那皮袍还敞着,那瘦瘦的胸膛还露着。他的手垂在两边,那手指头紧张地蜷着,蜷成两个拳头。
“来。”母亲说,那声音轻轻的。
扎西爬上床。
爬得笨笨的,像一只刚学爬的小狗。那手撑在狼皮上,那膝盖跪在毡子上,一点一点地,爬到母亲身边。

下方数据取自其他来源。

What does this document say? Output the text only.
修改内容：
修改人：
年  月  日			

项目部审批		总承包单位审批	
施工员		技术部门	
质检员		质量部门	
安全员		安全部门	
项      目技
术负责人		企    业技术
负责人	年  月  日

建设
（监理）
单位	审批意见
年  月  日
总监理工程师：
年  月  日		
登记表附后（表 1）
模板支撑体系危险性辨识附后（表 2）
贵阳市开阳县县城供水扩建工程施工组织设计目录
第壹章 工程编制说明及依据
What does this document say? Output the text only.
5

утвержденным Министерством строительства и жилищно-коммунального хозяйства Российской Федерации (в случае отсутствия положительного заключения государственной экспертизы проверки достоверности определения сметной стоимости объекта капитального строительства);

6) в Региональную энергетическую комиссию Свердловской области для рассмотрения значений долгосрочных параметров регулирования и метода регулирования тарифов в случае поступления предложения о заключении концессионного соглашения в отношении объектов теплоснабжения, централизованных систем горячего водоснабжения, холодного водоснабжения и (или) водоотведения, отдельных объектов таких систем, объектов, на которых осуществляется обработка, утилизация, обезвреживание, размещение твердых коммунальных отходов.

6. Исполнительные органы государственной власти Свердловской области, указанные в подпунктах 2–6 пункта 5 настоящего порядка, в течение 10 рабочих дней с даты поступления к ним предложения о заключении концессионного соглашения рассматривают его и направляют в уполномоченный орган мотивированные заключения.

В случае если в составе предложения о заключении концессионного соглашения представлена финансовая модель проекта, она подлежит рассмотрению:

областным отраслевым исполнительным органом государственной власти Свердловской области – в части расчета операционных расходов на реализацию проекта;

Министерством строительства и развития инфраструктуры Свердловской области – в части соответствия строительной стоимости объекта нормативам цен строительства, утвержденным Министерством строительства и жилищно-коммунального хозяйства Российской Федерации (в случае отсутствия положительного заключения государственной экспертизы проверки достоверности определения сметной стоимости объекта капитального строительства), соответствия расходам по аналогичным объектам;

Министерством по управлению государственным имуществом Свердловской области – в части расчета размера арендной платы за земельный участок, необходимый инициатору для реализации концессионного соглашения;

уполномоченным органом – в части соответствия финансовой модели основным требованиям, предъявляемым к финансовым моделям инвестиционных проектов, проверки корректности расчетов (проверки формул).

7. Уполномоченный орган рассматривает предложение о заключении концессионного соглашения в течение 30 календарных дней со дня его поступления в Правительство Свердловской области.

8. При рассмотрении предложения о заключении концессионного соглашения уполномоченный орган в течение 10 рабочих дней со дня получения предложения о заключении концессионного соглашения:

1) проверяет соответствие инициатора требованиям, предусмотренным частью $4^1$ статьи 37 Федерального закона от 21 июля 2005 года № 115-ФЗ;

他趴在那儿,望着她,那眼睛近近的,亮亮的,像两颗星星。
“神女,”他说,“我该干什么?”
母亲伸出手,摸着他的脸。
“先躺下。”
扎西躺下,躺在她旁边。那身子直直的,硬硬的,像一根木头。
母亲侧过身,面对着他。
两个人面对面躺着,近得都能感觉到对方的呼吸。
扎西的呼吸,急急的,热热的,喷在她脸上。
母亲的手,摸着他的脸,摸着他的眉,摸着他的眼睛,摸着他的鼻子,摸着他的嘴。
那嘴干干的,裂着口子,那嘴唇上有血痂,是昨晚咬破的。
她低下头,亲了亲那嘴。
扎西的身子,猛地抖了一下。
他睁大眼睛,望着她,那眼睛里全是惊。